Seagate, on the other hand, is mostly in the business of hard disk drives (HDDs), where it had the largest market share last year, at 40%. HDDs are the cheapest form of storage technology today, but HDDs are also being replaced in many applications by NAND flash. Still, the HDD business should be around for some time to come. With only three main players -- Seagate, Western Digital, and Toshiba -- Seagate should be able to milk profits from HDDs even as the business slowly declines over time.
Seagate has also made investments in an attempt to future-proof itself. It invested $1.3 billion in Toshiba Memory Company (TMC), which was taken private by a Bain Capital-led consortium in early 2018. TMC makes NAND flash, so Seagate does have some exposure to the NAND market. Seagate also has a small investment in Ripple, which created the Ripple cryptocurrency (XRP) and distributed blockchain ledger.
Both Intel and Seagate are affected by global technology demand, which is currently going through a soft patch. Yet looking over the past couple years, Intel's growth has clearly been superior, and its dominant 80% processor market share has afforded it higher margins as well.
Thus, it appears Intel is the superior-quality company.
Of course, it's not just the quality of the company but also the price you pay as an investor. Turning to the forward PE and enterprise value-to-EBITDA multiples, Seagate appears the cheaper of the two, though just barely.
Both companies' valuation metrics are fairly low, meaning the market is predicting little to no growth for both in 2019. While the slight edge would go to Seagate, these valuations are so close that I'm going to call this category a tie.
Both companies are also large, mature cash cows, meaning that while you may not see much in the way of eye-popping revenue growth, each company does return lots of cash to shareholders via dividends and share repurchases.
Seagate has a much larger dividend yield at 5.18%, while Intel's dividend is less than half that at 2.28%. However, dividends aren't the whole story; Intel returns a greater portion of its cash flow to shareholders in the form of share repurchases. That's why its shareholder yield -- which counts dividends and repurchases combined -- is much closer to Seagate's. That should allow Intel to grow its share price and the dividend faster than Seagate over time. Still, Seagate does maintain a slight edge here.
Threats and risks
Both companies also have risks to watch out for. Intel recently hit a snag by falling behind competitors in the race to manufacture 10nm chips. Competitor Advanced Micro Devices already has 7nm chips (equivalent to Intel's 10nm) out to market and looks poised to take some market share. Meanwhile, Intel says its 10nm chips will finally be ready by the holiday season of 2019.

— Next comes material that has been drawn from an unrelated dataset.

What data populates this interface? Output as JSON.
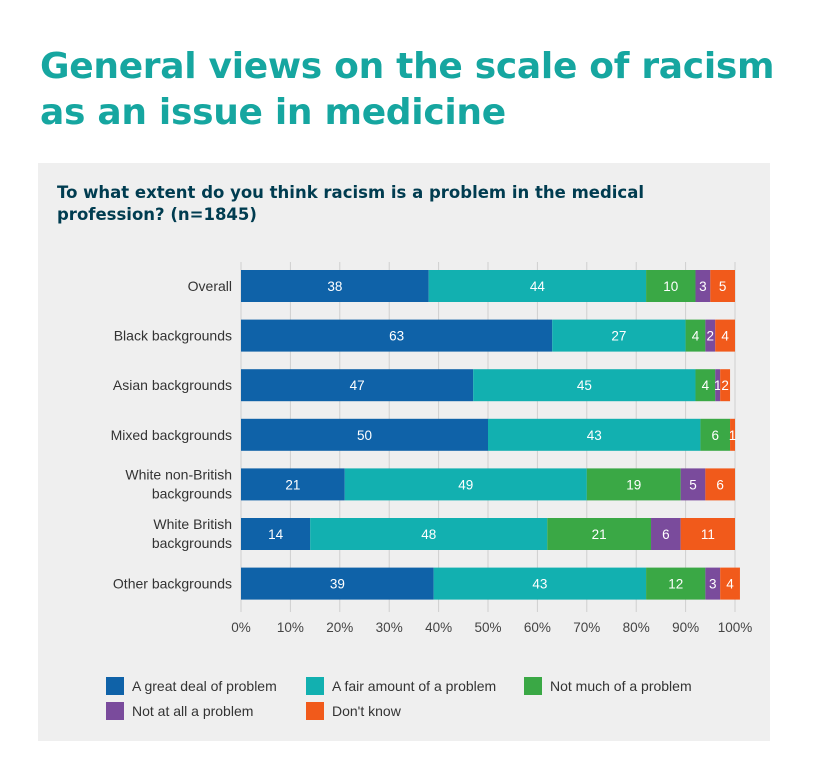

At the same time, Seagate is battling a slow decline in its main HDD business. Nevertheless, in today's data-centric economy, demand for cheap storage should last for a while. Over the long term, however, Seagate will likely need to adapt with new products and/or services.
Since Intel's risk is more of a near-term hiccup and Seagate's seems like a larger long-term problem, Intel seems the safer of the two over the long haul.
Intel for safety
With two wins to one, Intel comes out the victor here, as it appears to be the safer pick. However, for those seeking a bit more yield and upside, but with a bit more risk, Seagate could be interesting. Its dividend is high, expectations are low, and it does have the Ripple investment. Still, most investors should probably stick with the stability and diversity of Intel.